The longest days of the year are here, and opportunities to get out and play abound. In the next few months, local festivals and celebrations, as well as family gatherings and friendly parties, will all provide ample opportunity to take advantage of all the extra daylight. With the potential to attend so many events, it can be hard to reserve some of that time for yourself, and even harder to make time to spend in nature. Spending just 15 minutes of daylight in a green environment has a host of beneficial effects, but taking that time to focus on an introspective activity might just give you the space you need. Whether you’re in an urban park or deep in the woods, writing in nature can deepen your understanding of yourself and your connection to the outside world.
You don’t need to journey far from home to have a meaningful writing experience surrounded by nature. In fact, the simpler your plan, the easier it will be to make it a routine. Any outdoor space will do, whether that’s the courtyard of your apartment building, your backyard, the urban park down the street, or the deep forest park across town. Take whatever time works for you, whether fifteen minutes or a day’s retreat. Still, the more time you spend outside, the more health benefits you’ll reap: being out in nature is linked with lower levels of cortisol, a hormone associated with the experience of stress. And if you choose to preface your writing time with a walk in the woods, you could be refreshing your short-term or working memory, and taking the edge off your anxiety or depression to boot. Even before you start writing, the restorative time you spend outdoors will help to calm and center you, so you can be your best self for the rest of the summer.
Writing, on its own, is likewise restorative. Expressive writing in particular – the type of writing where you release what you think, how you feel, your heartache and triumphs, all of you onto the page – is associated with lower blood pressure, lower stress levels, and improved mood in general. If you’re not comfortable writing expressively, even keeping a gratitude journal can provide tangible health benefits: taking 15 minutes to jot down what you’re grateful for has been connected to increased optimism and longer and better sleep. While it’s hard to say whether these benefits from writing and those from being outside would increase the benefits of both, can you really have too much of a good thing?
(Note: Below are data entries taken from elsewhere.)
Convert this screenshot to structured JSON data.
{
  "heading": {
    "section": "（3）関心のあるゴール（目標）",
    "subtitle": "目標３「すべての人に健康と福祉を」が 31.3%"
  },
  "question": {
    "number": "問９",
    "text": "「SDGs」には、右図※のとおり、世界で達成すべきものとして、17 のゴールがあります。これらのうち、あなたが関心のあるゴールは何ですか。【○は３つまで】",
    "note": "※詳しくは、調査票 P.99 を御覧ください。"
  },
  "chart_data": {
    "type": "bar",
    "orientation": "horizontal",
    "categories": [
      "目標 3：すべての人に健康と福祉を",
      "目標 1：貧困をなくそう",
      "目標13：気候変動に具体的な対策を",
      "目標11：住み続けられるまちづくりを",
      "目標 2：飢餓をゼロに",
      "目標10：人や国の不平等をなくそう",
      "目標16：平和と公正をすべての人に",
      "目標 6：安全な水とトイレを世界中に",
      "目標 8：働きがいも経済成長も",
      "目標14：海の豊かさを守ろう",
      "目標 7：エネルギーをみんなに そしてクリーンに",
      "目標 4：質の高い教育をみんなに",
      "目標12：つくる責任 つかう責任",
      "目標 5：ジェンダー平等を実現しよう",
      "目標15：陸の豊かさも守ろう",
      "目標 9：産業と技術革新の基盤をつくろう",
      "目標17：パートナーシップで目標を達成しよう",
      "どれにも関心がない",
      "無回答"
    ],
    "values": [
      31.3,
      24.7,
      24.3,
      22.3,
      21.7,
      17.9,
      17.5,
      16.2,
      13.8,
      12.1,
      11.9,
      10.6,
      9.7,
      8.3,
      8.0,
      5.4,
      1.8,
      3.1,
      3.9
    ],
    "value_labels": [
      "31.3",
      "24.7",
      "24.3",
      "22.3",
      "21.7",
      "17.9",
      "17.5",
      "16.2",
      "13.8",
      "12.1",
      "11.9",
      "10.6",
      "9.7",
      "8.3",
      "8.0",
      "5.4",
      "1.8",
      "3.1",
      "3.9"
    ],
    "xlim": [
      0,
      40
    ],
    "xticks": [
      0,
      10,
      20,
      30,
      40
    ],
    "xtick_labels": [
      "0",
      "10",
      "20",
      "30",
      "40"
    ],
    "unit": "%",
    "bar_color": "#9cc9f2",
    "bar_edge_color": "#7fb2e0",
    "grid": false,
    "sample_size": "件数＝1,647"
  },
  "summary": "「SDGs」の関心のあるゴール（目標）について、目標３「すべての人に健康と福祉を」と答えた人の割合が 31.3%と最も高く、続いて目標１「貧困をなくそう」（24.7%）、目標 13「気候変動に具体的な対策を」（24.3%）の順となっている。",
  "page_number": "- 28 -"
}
Once you’ve found your outdoor spot and sat down to write, the sparseness of that blank page can be intimidating – but even if expressive writing isn’t for you, it’s easy to start simple. What in your surroundings catches your eye? A bird, a stone, a cloud? Is it the quality of your thoughts, the sound of your own breathing? Or is it the way the sun glints off that leaf? Describe it in as much detail as you can muster. What does that attention-grabbing thing, feeling, or sensation remind you of? A place, an event, a person? Let your mind drift and your pen wander where it will, without judgment and without editing as you go. If you’re not into figuring something out on the fly, find a book of writing prompts you like – maybe a mindfulness journal like Start Where You Are – and choose a topic that inspires you at the moment. If the thought of trying to figure out what to write inspires more anxiety than inner peace, other mindfulness practices, like meditation, can be equally fulfilling ways to ground yourself in the present and enjoy the summer season.
The introspective combination of writing and nature can carve out moments in time from a busy schedule, providing a much-needed respite from the wider world. But maybe introspection isn’t your thing – maybe you need to do more. Maybe you feel your best when on the move, and choose a walking meditation. Maybe you prefer the thrill of excitement you get when doing something more intense, like whitewater rafting. Whatever ways you find to connect with nature, reconnect with yourself, and be in the present moment, take advantage of the summer and its abundant outdoor opportunities while you can. Whether your activities are introspective or physically engaging, solo or surrounded by those you care for, the time you spend outside will be memorable – and these long stretches of sunlight will slip into the crisp, sweet twilight of fall before you know it.